Leserbrief „Sternsinger“
„Natürlich“ ist „erbettelt’’ wohl nicht die richtige Wortwahl gewesen. Mit Sicherheit hat der Verfasser des Textes es auch nicht sooo.... gemeint. Grundsätzlich schließe ich mich den Worten von Pastor Uwe Knäpper an.


Als ich vor 40 Jahren meine Runden mit drehbarem Stern durchs Dorf/Stadtteil (Hüingsen) gedreht habe, kamen uns vereinzelt Abneigung, Desinteresse und Beschimpfungen wie „Geht woanders betteln, die Kirche hat genug Geld“ entgegen.


Das hat uns vier, fünf Schüler – darunter ein Sterndreher und ein älterer Begleiter – schon ein bisschen gekränkt... Schwamm drüber! Kein Problem, die Adresse wurde durchgereicht und nicht mehr angelaufen. Das beste Heilmittel gegen solch’ betrübende Ereignisse waren und sind wahrscheinlich auch heute noch jene Bürger (ob alle Christen waren, weiß ich nicht), die uns freundlich und herzlich in ihre Wohnung oder Wohnzimmer einluden, um dort zu singen.
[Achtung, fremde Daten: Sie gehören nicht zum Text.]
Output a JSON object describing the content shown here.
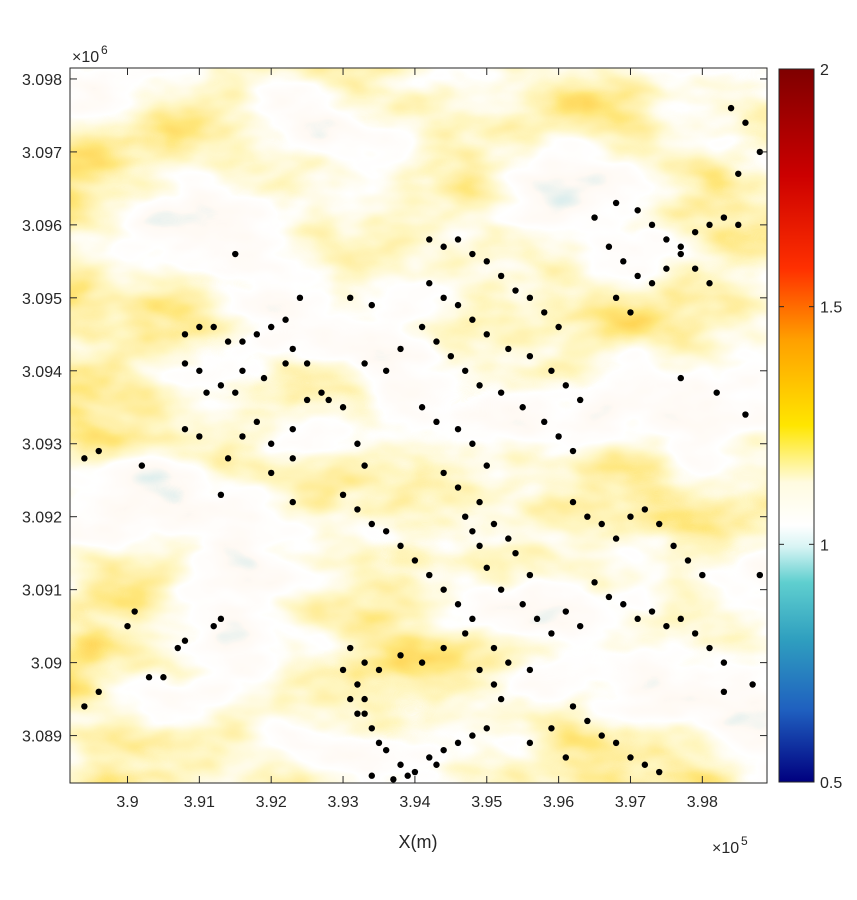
{
  "chart_data": {
    "type": "heatmap",
    "title": "",
    "xlabel": "X(m)",
    "ylabel": "",
    "x_exponent_label": "×10",
    "x_exponent_power": "5",
    "y_exponent_label": "×10",
    "y_exponent_power": "6",
    "xlim": [
      389200,
      398900
    ],
    "ylim": [
      3088350,
      3098150
    ],
    "xticks": [
      390000,
      391000,
      392000,
      393000,
      394000,
      395000,
      396000,
      397000,
      398000
    ],
    "xtick_labels": [
      "3.9",
      "3.91",
      "3.92",
      "3.93",
      "3.94",
      "3.95",
      "3.96",
      "3.97",
      "3.98"
    ],
    "yticks": [
      3089000,
      3090000,
      3091000,
      3092000,
      3093000,
      3094000,
      3095000,
      3096000,
      3097000,
      3098000
    ],
    "ytick_labels": [
      "3.089",
      "3.09",
      "3.091",
      "3.092",
      "3.093",
      "3.094",
      "3.095",
      "3.096",
      "3.097",
      "3.098"
    ],
    "grid": false,
    "colorbar": {
      "min": 0.5,
      "max": 2,
      "ticks": [
        0.5,
        1,
        1.5,
        2
      ],
      "tick_labels": [
        "0.5",
        "1",
        "1.5",
        "2"
      ],
      "colormap": "blue-cyan-white-yellow-red-darkred (jet-like, white near 1)"
    },
    "series": [
      {
        "type": "scatter",
        "marker_color": "#000000",
        "points": [
          [
            389400,
            3089400
          ],
          [
            389600,
            3089600
          ],
          [
            390000,
            3090500
          ],
          [
            390100,
            3090700
          ],
          [
            390300,
            3089800
          ],
          [
            390500,
            3089800
          ],
          [
            390700,
            3090200
          ],
          [
            390800,
            3090300
          ],
          [
            391200,
            3090500
          ],
          [
            391300,
            3090600
          ],
          [
            390200,
            3092700
          ],
          [
            390800,
            3093200
          ],
          [
            391000,
            3093100
          ],
          [
            391400,
            3092800
          ],
          [
            391600,
            3093100
          ],
          [
            391800,
            3093300
          ],
          [
            392000,
            3093000
          ],
          [
            392300,
            3093200
          ],
          [
            392500,
            3093600
          ],
          [
            392800,
            3093600
          ],
          [
            390800,
            3094100
          ],
          [
            391000,
            3094000
          ],
          [
            391100,
            3093700
          ],
          [
            391300,
            3093800
          ],
          [
            391500,
            3093700
          ],
          [
            391600,
            3094000
          ],
          [
            391900,
            3093900
          ],
          [
            392200,
            3094100
          ],
          [
            392300,
            3094300
          ],
          [
            392500,
            3094100
          ],
          [
            390800,
            3094500
          ],
          [
            391000,
            3094600
          ],
          [
            391200,
            3094600
          ],
          [
            391400,
            3094400
          ],
          [
            391600,
            3094400
          ],
          [
            391800,
            3094500
          ],
          [
            392000,
            3094600
          ],
          [
            392200,
            3094700
          ],
          [
            391500,
            3095600
          ],
          [
            392400,
            3095000
          ],
          [
            389400,
            3092800
          ],
          [
            389600,
            3092900
          ],
          [
            391300,
            3092300
          ],
          [
            392000,
            3092600
          ],
          [
            392300,
            3092800
          ],
          [
            392700,
            3093700
          ],
          [
            393000,
            3093500
          ],
          [
            393200,
            3093000
          ],
          [
            393300,
            3092700
          ],
          [
            392300,
            3092200
          ],
          [
            393100,
            3095000
          ],
          [
            393400,
            3094900
          ],
          [
            393300,
            3094100
          ],
          [
            393600,
            3094000
          ],
          [
            393800,
            3094300
          ],
          [
            394100,
            3093500
          ],
          [
            394300,
            3093300
          ],
          [
            394600,
            3093200
          ],
          [
            394800,
            3093000
          ],
          [
            395000,
            3092700
          ],
          [
            394400,
            3092600
          ],
          [
            394600,
            3092400
          ],
          [
            394900,
            3092200
          ],
          [
            394700,
            3092000
          ],
          [
            395100,
            3091900
          ],
          [
            394800,
            3091800
          ],
          [
            395300,
            3091700
          ],
          [
            394900,
            3091600
          ],
          [
            395400,
            3091500
          ],
          [
            395000,
            3091300
          ],
          [
            395600,
            3091200
          ],
          [
            395200,
            3091000
          ],
          [
            395500,
            3090800
          ],
          [
            395700,
            3090600
          ],
          [
            395900,
            3090400
          ],
          [
            396100,
            3090700
          ],
          [
            396300,
            3090500
          ],
          [
            395100,
            3090200
          ],
          [
            395300,
            3090000
          ],
          [
            395600,
            3089900
          ],
          [
            393000,
            3092300
          ],
          [
            393200,
            3092100
          ],
          [
            393400,
            3091900
          ],
          [
            393600,
            3091800
          ],
          [
            393800,
            3091600
          ],
          [
            394000,
            3091400
          ],
          [
            394200,
            3091200
          ],
          [
            394400,
            3091000
          ],
          [
            394600,
            3090800
          ],
          [
            394800,
            3090600
          ],
          [
            393100,
            3090200
          ],
          [
            393300,
            3090000
          ],
          [
            393500,
            3089900
          ],
          [
            393800,
            3090100
          ],
          [
            394100,
            3090000
          ],
          [
            394400,
            3090200
          ],
          [
            394700,
            3090400
          ],
          [
            394900,
            3089900
          ],
          [
            395100,
            3089700
          ],
          [
            395200,
            3089500
          ],
          [
            393000,
            3089900
          ],
          [
            393200,
            3089700
          ],
          [
            393100,
            3089500
          ],
          [
            393300,
            3089300
          ],
          [
            393400,
            3089100
          ],
          [
            393500,
            3088900
          ],
          [
            393600,
            3088800
          ],
          [
            393800,
            3088600
          ],
          [
            394000,
            3088500
          ],
          [
            394200,
            3088700
          ],
          [
            394400,
            3088800
          ],
          [
            394600,
            3088900
          ],
          [
            394800,
            3089000
          ],
          [
            395000,
            3089100
          ],
          [
            393400,
            3088450
          ],
          [
            393700,
            3088400
          ],
          [
            393900,
            3088450
          ],
          [
            394300,
            3088600
          ],
          [
            393200,
            3089300
          ],
          [
            393300,
            3089500
          ],
          [
            394200,
            3095800
          ],
          [
            394400,
            3095700
          ],
          [
            394600,
            3095800
          ],
          [
            394800,
            3095600
          ],
          [
            395000,
            3095500
          ],
          [
            395200,
            3095300
          ],
          [
            395400,
            3095100
          ],
          [
            395600,
            3095000
          ],
          [
            395800,
            3094800
          ],
          [
            396000,
            3094600
          ],
          [
            394200,
            3095200
          ],
          [
            394400,
            3095000
          ],
          [
            394600,
            3094900
          ],
          [
            394800,
            3094700
          ],
          [
            395000,
            3094500
          ],
          [
            395300,
            3094300
          ],
          [
            395600,
            3094200
          ],
          [
            395900,
            3094000
          ],
          [
            396100,
            3093800
          ],
          [
            396300,
            3093600
          ],
          [
            394100,
            3094600
          ],
          [
            394300,
            3094400
          ],
          [
            394500,
            3094200
          ],
          [
            394700,
            3094000
          ],
          [
            394900,
            3093800
          ],
          [
            395200,
            3093700
          ],
          [
            395500,
            3093500
          ],
          [
            395800,
            3093300
          ],
          [
            396000,
            3093100
          ],
          [
            396200,
            3092900
          ],
          [
            396500,
            3096100
          ],
          [
            396800,
            3096300
          ],
          [
            397100,
            3096200
          ],
          [
            397300,
            3096000
          ],
          [
            397500,
            3095800
          ],
          [
            397700,
            3095700
          ],
          [
            397900,
            3095900
          ],
          [
            398100,
            3096000
          ],
          [
            398300,
            3096100
          ],
          [
            398500,
            3096000
          ],
          [
            396700,
            3095700
          ],
          [
            396900,
            3095500
          ],
          [
            397100,
            3095300
          ],
          [
            397300,
            3095200
          ],
          [
            397500,
            3095400
          ],
          [
            397700,
            3095600
          ],
          [
            397900,
            3095400
          ],
          [
            398100,
            3095200
          ],
          [
            396800,
            3095000
          ],
          [
            397000,
            3094800
          ],
          [
            396200,
            3092200
          ],
          [
            396400,
            3092000
          ],
          [
            396600,
            3091900
          ],
          [
            396800,
            3091700
          ],
          [
            397000,
            3092000
          ],
          [
            397200,
            3092100
          ],
          [
            397400,
            3091900
          ],
          [
            397600,
            3091600
          ],
          [
            397800,
            3091400
          ],
          [
            398000,
            3091200
          ],
          [
            396500,
            3091100
          ],
          [
            396700,
            3090900
          ],
          [
            396900,
            3090800
          ],
          [
            397100,
            3090600
          ],
          [
            397300,
            3090700
          ],
          [
            397500,
            3090500
          ],
          [
            397700,
            3090600
          ],
          [
            397900,
            3090400
          ],
          [
            398100,
            3090200
          ],
          [
            398300,
            3090000
          ],
          [
            396200,
            3089400
          ],
          [
            396400,
            3089200
          ],
          [
            396600,
            3089000
          ],
          [
            396800,
            3088900
          ],
          [
            397000,
            3088700
          ],
          [
            397200,
            3088600
          ],
          [
            397400,
            3088500
          ],
          [
            395600,
            3088900
          ],
          [
            395900,
            3089100
          ],
          [
            396100,
            3088700
          ],
          [
            398400,
            3097600
          ],
          [
            398600,
            3097400
          ],
          [
            398800,
            3097000
          ],
          [
            398500,
            3096700
          ],
          [
            397700,
            3093900
          ],
          [
            398200,
            3093700
          ],
          [
            398600,
            3093400
          ],
          [
            398800,
            3091200
          ],
          [
            398700,
            3089700
          ],
          [
            398300,
            3089600
          ]
        ]
      }
    ]
  }
}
Und so geschah es – bei der letzten Strophe „So leuchte Euch heut wie den Weisen der Stern – gebt eure Geschenke den Kindern, dem Herrn“ –, dass unser besonders großer und drehbarer Stern sich wie ein Zahnrad in die zwölfarmige Deckenleuchte einklinkte und diese wie eine Diskokugel drehte – und alle lachten, und die Augen leuchteten fröhlich vor Freude! Diese Freude am Sternsingen wünsche ich weiterhin allen Beteiligten und freue mich auf nächstes Jahr, wenn die Sternsinger kommen und singen und sammeln.